Je commence à perdre pied, je m'étouffe. Je tremble de tout mon corps. J'essaye de te rassurer mais je n'y arrive pas. Ce n'est pas de ta faute tu sais, c'est sûrement de la mienne, c'est moi qui n'arrive pas à les retenir, tu n'y es pour rien je te l'assure. 





Nous sommes tous les deux horrifiés. Je t'oppresse, te violente, te relâche par instants. Je te brusque, je te caresse. Tu ne fais plus de bruit, je continue de fuir leurs regards, tu t'es tu. Quoi que je fasse tu ne réponds plus a mon appel.

Ta voix s'éteint, je ne trouve pas en moi les ressources nécessaires pour te réanimer. J'ai l'impression de me retrouver dans l'un de ces mauvais rêves ou l'on tente vainement d'hurler mais où aucun son ne sort de notre bouche. Je n'arrive plus a te faire chanter, ni a te faire rire ou même pleurer, j'ai moi même trop pleuré peut être pour réussir à t'émouvoir. Ecoute moi, bon sang, ne vois tu pas à quel point je souffre que tu ne me répondes plus? Un dernier petit effort, je t'en prie, reste avec moi jusqu'à la dernière mesure, et après, nous nous en irons.

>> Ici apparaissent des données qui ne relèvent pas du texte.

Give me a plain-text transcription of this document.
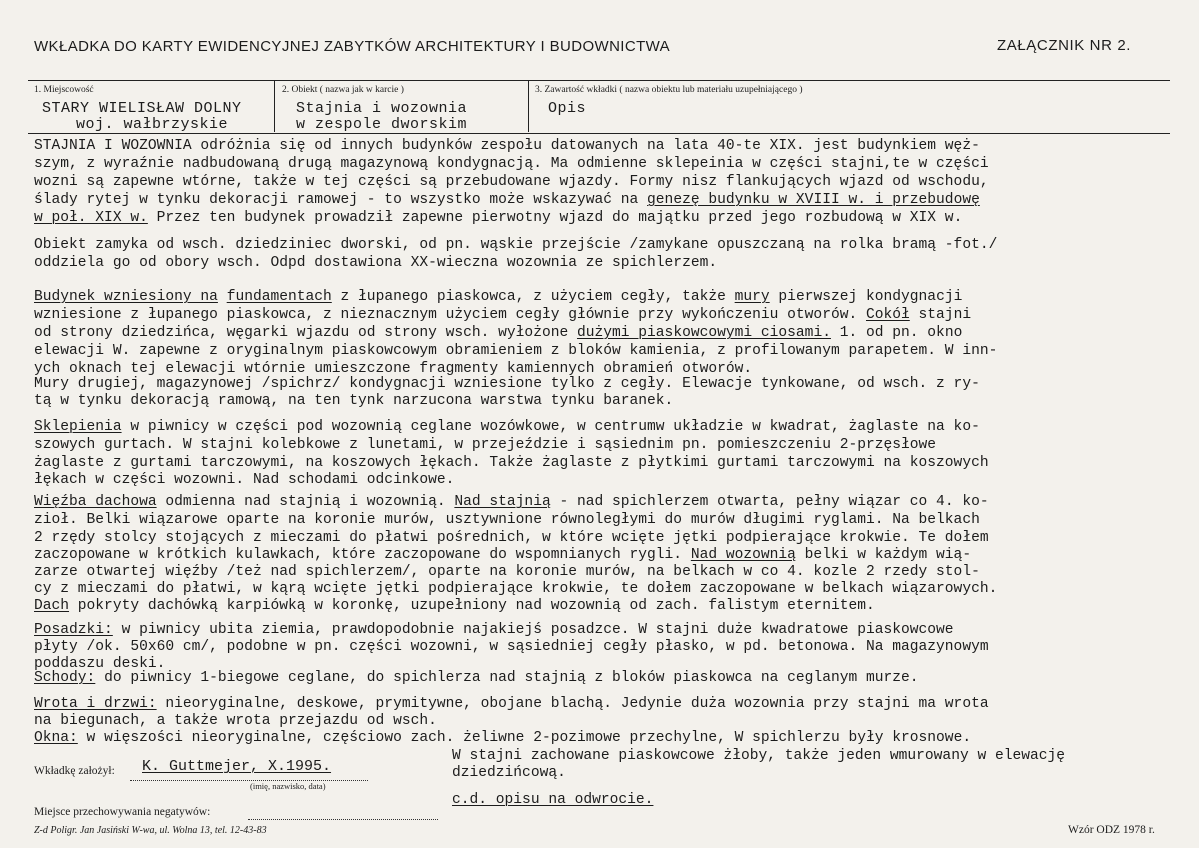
WKŁADKA DO KARTY EWIDENCYJNEJ ZABYTKÓW ARCHITEKTURY I BUDOWNICTWA	ZAŁĄCZNIK NR 2.
1. Miejscowość
STARY WIELISŁAW DOLNY
woj. wałbrzyskie
2. Obiekt ( nazwa jak w karcie )
Stajnia i wozownia
w zespole dworskim
3. Zawartość wkładki ( nazwa obiektu lub materiału uzupełniającego )
Opis
STAJNIA I WOZOWNIA odróżnia się od innych budynków zespołu datowanych na lata 40-te XIX. jest budynkiem węż-
szym, z wyraźnie nadbudowaną drugą magazynową kondygnacją. Ma odmienne sklepeinia w części stajni,te w części
wozni są zapewne wtórne, także w tej części są przebudowane wjazdy. Formy nisz flankujących wjazd od wschodu,
ślady rytej w tynku dekoracji ramowej - to wszystko może wskazywać na genezę budynku w XVIII w. i przebudowę
w poł. XIX w. Przez ten budynek prowadził zapewne pierwotny wjazd do majątku przed jego rozbudową w XIX w.
Obiekt zamyka od wsch. dziedziniec dworski, od pn. wąskie przejście /zamykane opuszczaną na rolka bramą -fot./
oddziela go od obory wsch. Odpd dostawiona XX-wieczna wozownia ze spichlerzem.
Budynek wzniesiony na fundamentach z łupanego piaskowca, z użyciem cegły, także mury pierwszej kondygnacji
wzniesione z łupanego piaskowca, z nieznacznym użyciem cegły głównie przy wykończeniu otworów. Cokół stajni
od strony dziedzińca, węgarki wjazdu od strony wsch. wyłożone dużymi piaskowcowymi ciosami. 1. od pn. okno
elewacji W. zapewne z oryginalnym piaskowcowym obramieniem z bloków kamienia, z profilowanym parapetem. W inn-
ych oknach tej elewacji wtórnie umieszczone fragmenty kamiennych obramień otworów.
Mury drugiej, magazynowej /spichrz/ kondygnacji wzniesione tylko z cegły. Elewacje tynkowane, od wsch. z ry-
tą w tynku dekoracją ramową, na ten tynk narzucona warstwa tynku baranek.
Sklepienia w piwnicy w części pod wozownią ceglane wozówkowe, w centrumw układzie w kwadrat, żaglaste na ko-
szowych gurtach. W stajni kolebkowe z lunetami, w przejeździe i sąsiednim pn. pomieszczeniu 2-przęsłowe
żaglaste z gurtami tarczowymi, na koszowych łękach. Także żaglaste z płytkimi gurtami tarczowymi na koszowych
łękach w części wozowni. Nad schodami odcinkowe.
Więźba dachowa odmienna nad stajnią i wozownią. Nad stajnią - nad spichlerzem otwarta, pełny wiązar co 4. ko-
zioł. Belki wiązarowe oparte na koronie murów, usztywnione równoległymi do murów długimi ryglami. Na belkach
2 rzędy stolcy stojących z mieczami do płatwi pośrednich, w które wcięte jętki podpierające krokwie. Te dołem
zaczopowane w krótkich kulawkach, które zaczopowane do wspomnianych rygli. Nad wozownią belki w każdym wią-
zarze otwartej więźby /też nad spichlerzem/, oparte na koronie murów, na belkach w co 4. kozle 2 rzedy stol-
cy z mieczami do płatwi, w kąrą wcięte jętki podpierające krokwie, te dołem zaczopowane w belkach wiązarowych.
Dach pokryty dachówką karpiówką w koronkę, uzupełniony nad wozownią od zach. falistym eternitem.
Posadzki: w piwnicy ubita ziemia, prawdopodobnie najakiejś posadzce. W stajni duże kwadratowe piaskowcowe
płyty /ok. 50x60 cm/, podobne w pn. części wozowni, w sąsiedniej cegły płasko, w pd. betonowa. Na magazynowym
poddaszu deski.
Schody: do piwnicy 1-biegowe ceglane, do spichlerza nad stajnią z bloków piaskowca na ceglanym murze.
Wrota i drzwi: nieoryginalne, deskowe, prymitywne, obojane blachą. Jedynie duża wozownia przy stajni ma wrota
na biegunach, a także wrota przejazdu od wsch.
Okna: w więszości nieoryginalne, częściowo zach. żeliwne 2-pozimowe przechylne, W spichlerzu były krosnowe.
W stajni zachowane piaskowcowe żłoby, także jeden wmurowany w elewację
dziedzińcową.
c.d. opisu na odwrocie.
Wkładkę założył: K. Guttmejer, X.1995.
(imię, nazwisko, data)
Miejsce przechowywania negatywów:
Z-d Poligr. Jan Jasiński W-wa, ul. Wolna 13, tel. 12-43-83	Wzór ODZ 1978 r.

Ils sont toujours là, avec leurs rictus méprisants. Ils voient bien que je t'ai perdu, ils se régalent de ton agonie et moi je crève de ton absence. Tu ne réponds tout simplement plus a mes prières amoureuses. Je relève les yeux de ton corps adoré. Je les regarde droit dans les yeux. Dans mon regard je leur dit tant de choses. J'assassine celui qui, faisant grincer cette porte, t'a fait te recroqueviller puis te taire. 

 

Je retiens mon flot de larmes et le sang noir de haine qui pourrait se déverser de chacun de mes pores. J'ai envie de leur dégueuler mon dégout. Je me vois déposer ton corps à terre et m'approcher de celui qui semble être le chef. Celui qui, insolent, a cru que son escapade passerait inaperçue. Je lui offre tout mon corps, qu'il se défoule, qu'il me lance des millions de flèches à travers le cœur, de toute façon je suis mort à l'instant ou tu es parti. Rien. Il a assez pris son pied. Il me dit de dégager, par son absence, il m'envoie paître.

Je lui tourne le dos. Ça y'est, je lui montre que je n'ai plus peur de lui, que je ne le respecte pas. Il n'a que mon mépris et ma haine, il t'a enlevé, ils t'ont enlevé. Je relève ton corps et te transporte plus loin, ils ne nous voient plus. Je pleure à chaudes larmes.

 





Cigarette, briquet, étincelle, rougeoiement, fumée, soulagement.